On Sat, 05 Feb 2011 17:22:01 -0500, Nick Sabalausky <a@a.a> wrote:

"Heywood Floyd" <soul...@gmail.com> wrote in message
news:mailman.1318.1296941395.4748.digitalmar...@puremagic.com...

As in, you've built some library that passes around ranges, but then some
part of it is slow and needs buffered ones. Isn't the point that you can
then swap out your ranges for buffered ones here and there, but continue to
have a functioning library?

The problem with that is that in many many cases it forces unnessisary
copying. We can get much better performance with this slightly more
"hands-on" version. But that said, if the traditional "hands-free automatic buffering" really is all you need, then such a thing [should] be easily to
construct out of the Andrei's style of buffered range.


Then follows that popFront() means "discard the first _element_, so that
the element that was second now becomes first." And if we can agree to
that, then shiftFront() is possibly very confusing, and so is
appendToFront(). They sound like they operate on the first element!

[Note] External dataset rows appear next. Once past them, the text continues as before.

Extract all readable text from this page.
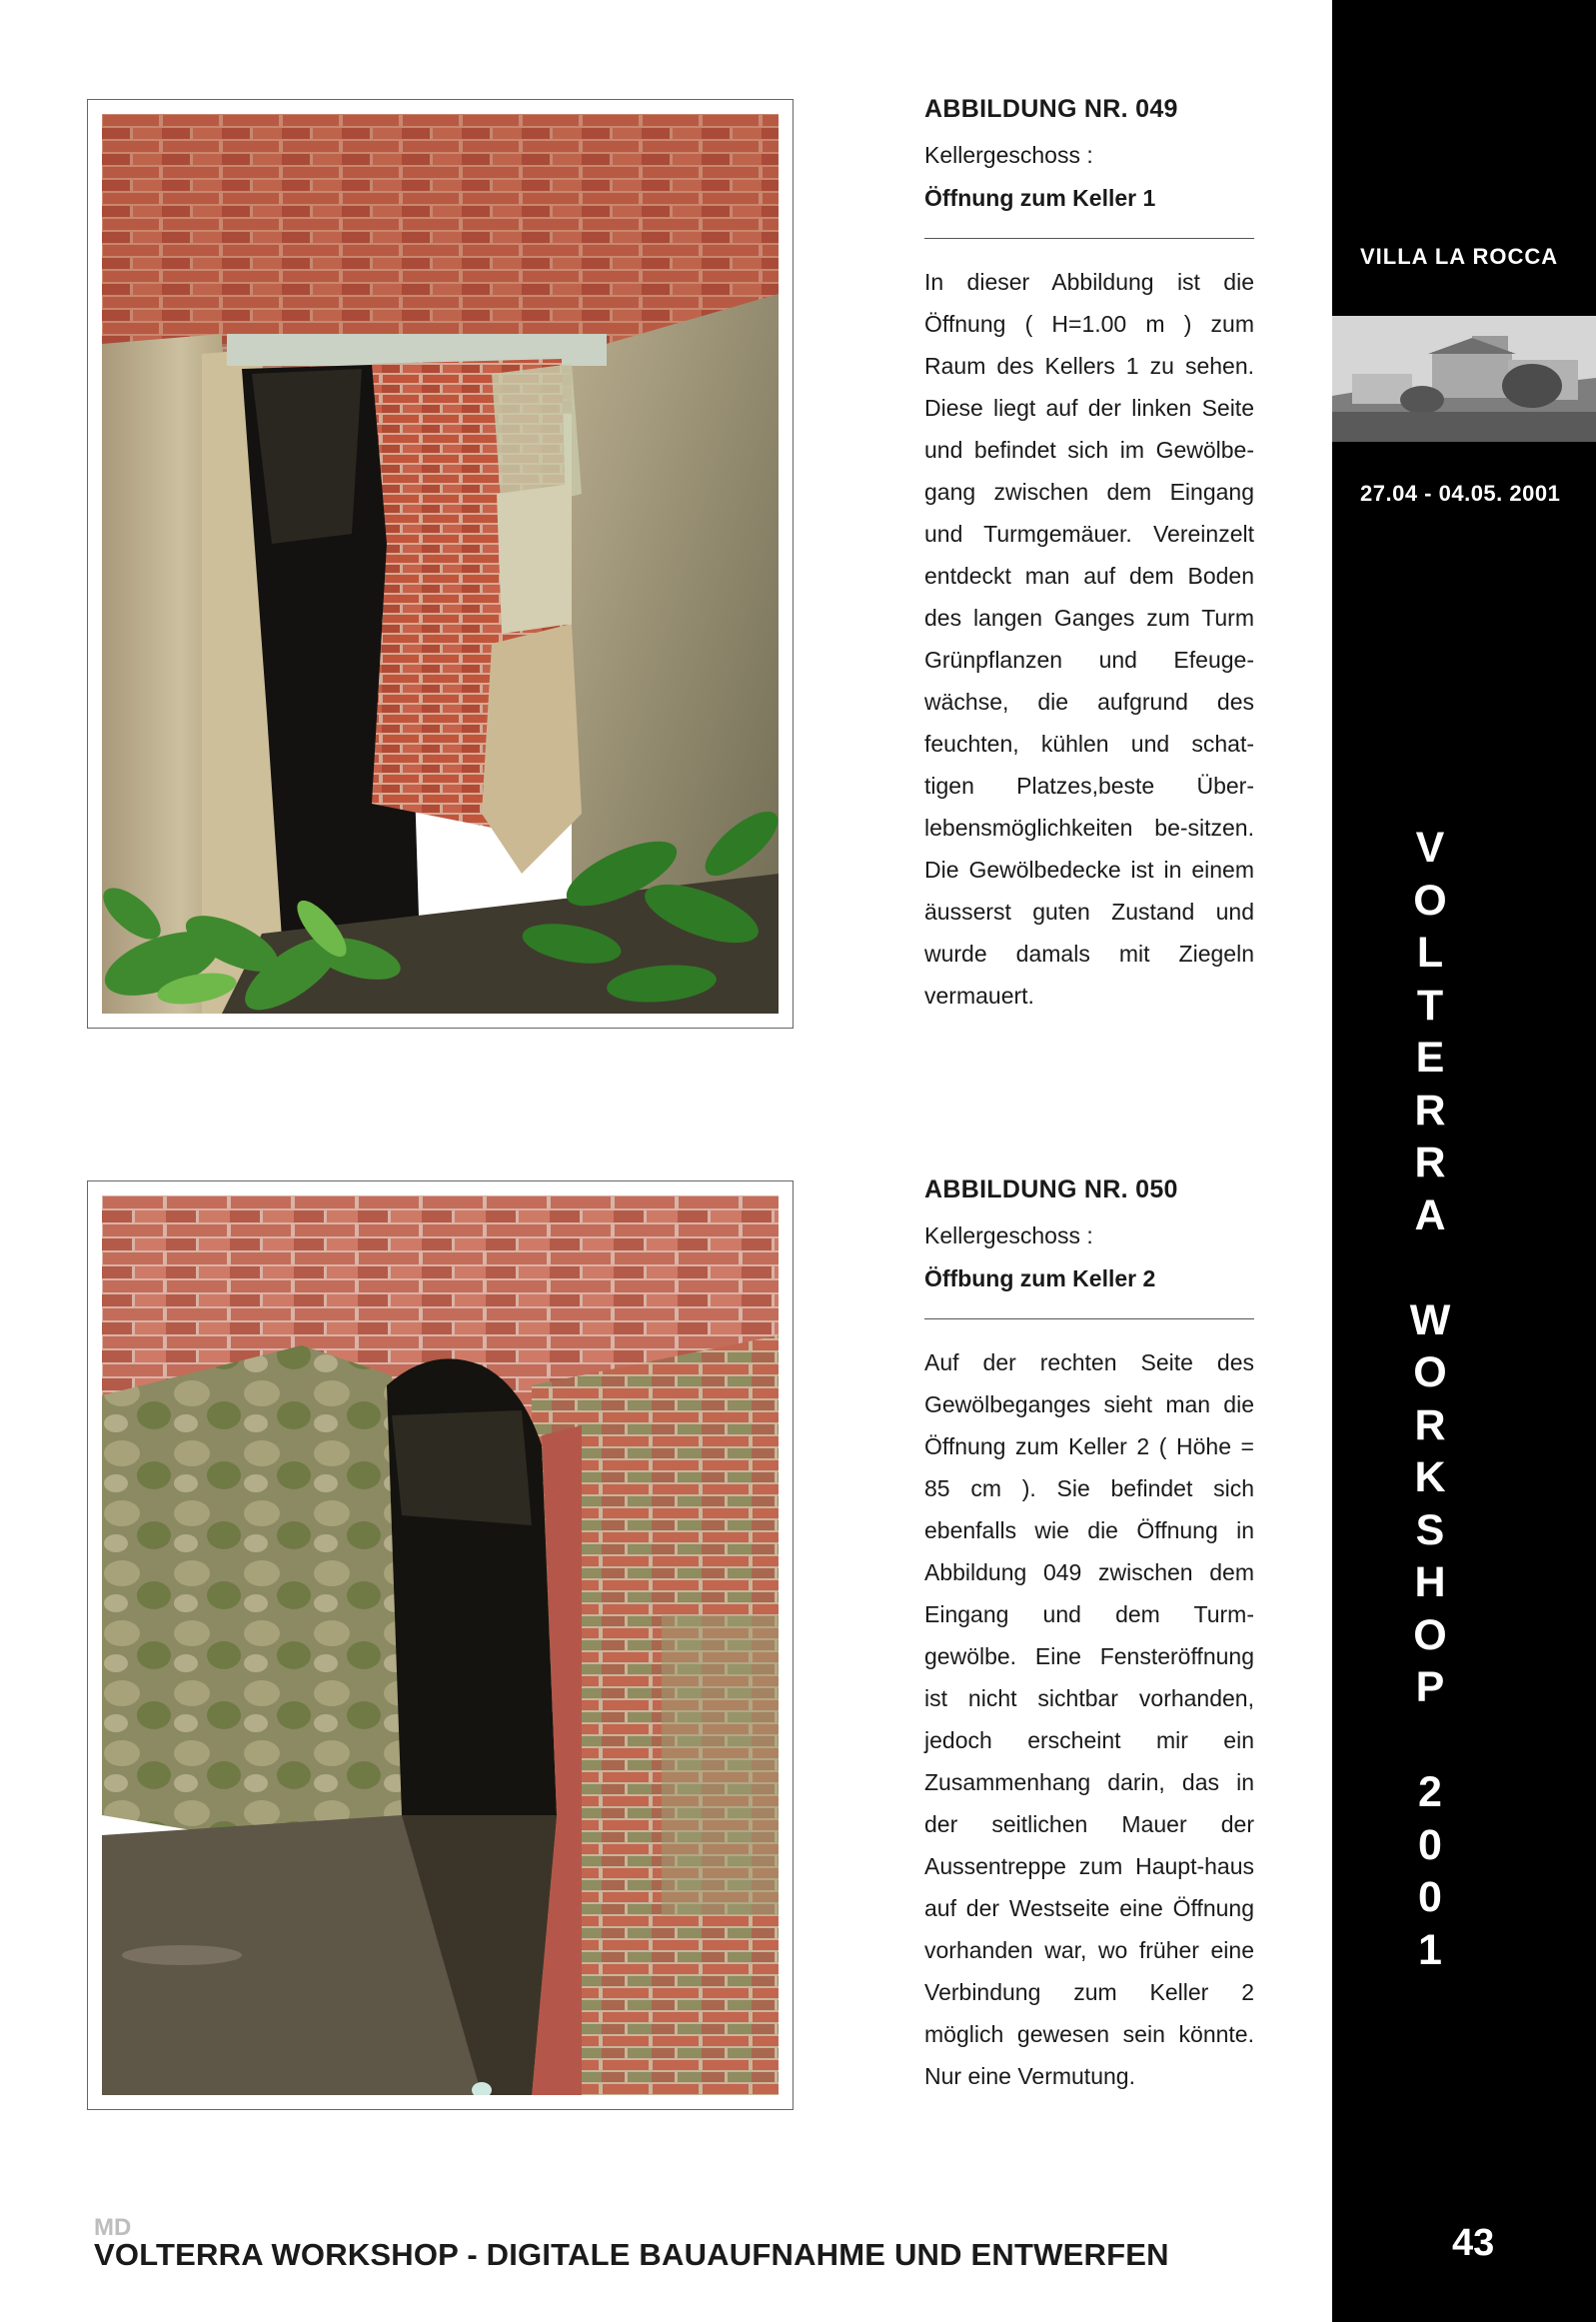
ABBILDUNG NR. 049
Kellergeschoss :
Öffnung zum Keller 1
In dieser Abbildung ist die Öffnung ( H=1.00 m ) zum Raum des Kellers 1 zu sehen. Diese liegt auf der linken Seite und befindet sich im Gewölbe-gang zwischen dem Eingang und Turmgemäuer. Vereinzelt entdeckt man auf dem Boden des langen Ganges zum Turm Grünpflanzen und Efeuge-wächse, die aufgrund des feuchten, kühlen und schat-tigen Platzes,beste Über-lebensmöglichkeiten be-sitzen. Die Gewölbedecke ist in einem äusserst guten Zustand und wurde damals mit Ziegeln vermauert.
ABBILDUNG NR. 050
Kellergeschoss :
Öffbung zum Keller 2
Auf der rechten Seite des Gewölbeganges sieht man die Öffnung zum Keller 2 ( Höhe = 85 cm ). Sie befindet sich ebenfalls wie die Öffnung in Abbildung 049 zwischen dem Eingang und dem Turm-gewölbe. Eine Fensteröffnung ist nicht sichtbar vorhanden, jedoch erscheint mir ein Zusammenhang darin, das in der seitlichen Mauer der Aussentreppe zum Haupt-haus auf der Westseite eine Öffnung vorhanden war, wo früher eine Verbindung zum Keller 2 möglich gewesen sein könnte. Nur eine Vermutung.
VILLA LA ROCCA
27.04 - 04.05. 2001
V
O
L
T
E
R
R
A
W
O
R
K
S
H
O
P
2
0
0
1
43
MD
VOLTERRA WORKSHOP - DIGITALE BAUAUFNAHME UND ENTWERFEN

I completely agree. The names of those functions confused the hell out of me
until I read Andrei's descriptions of them. Now I understand what they
do...but I still don't understand their names at all.

See point of Andrei's post:
1. R is an input range of T[]
Which means that front returns an array, not a single element. So they sound like they operate on the first element, because that's exactly what they do. Conceptually, you need to think of buffered inputs as range of ranges, not a range of elements.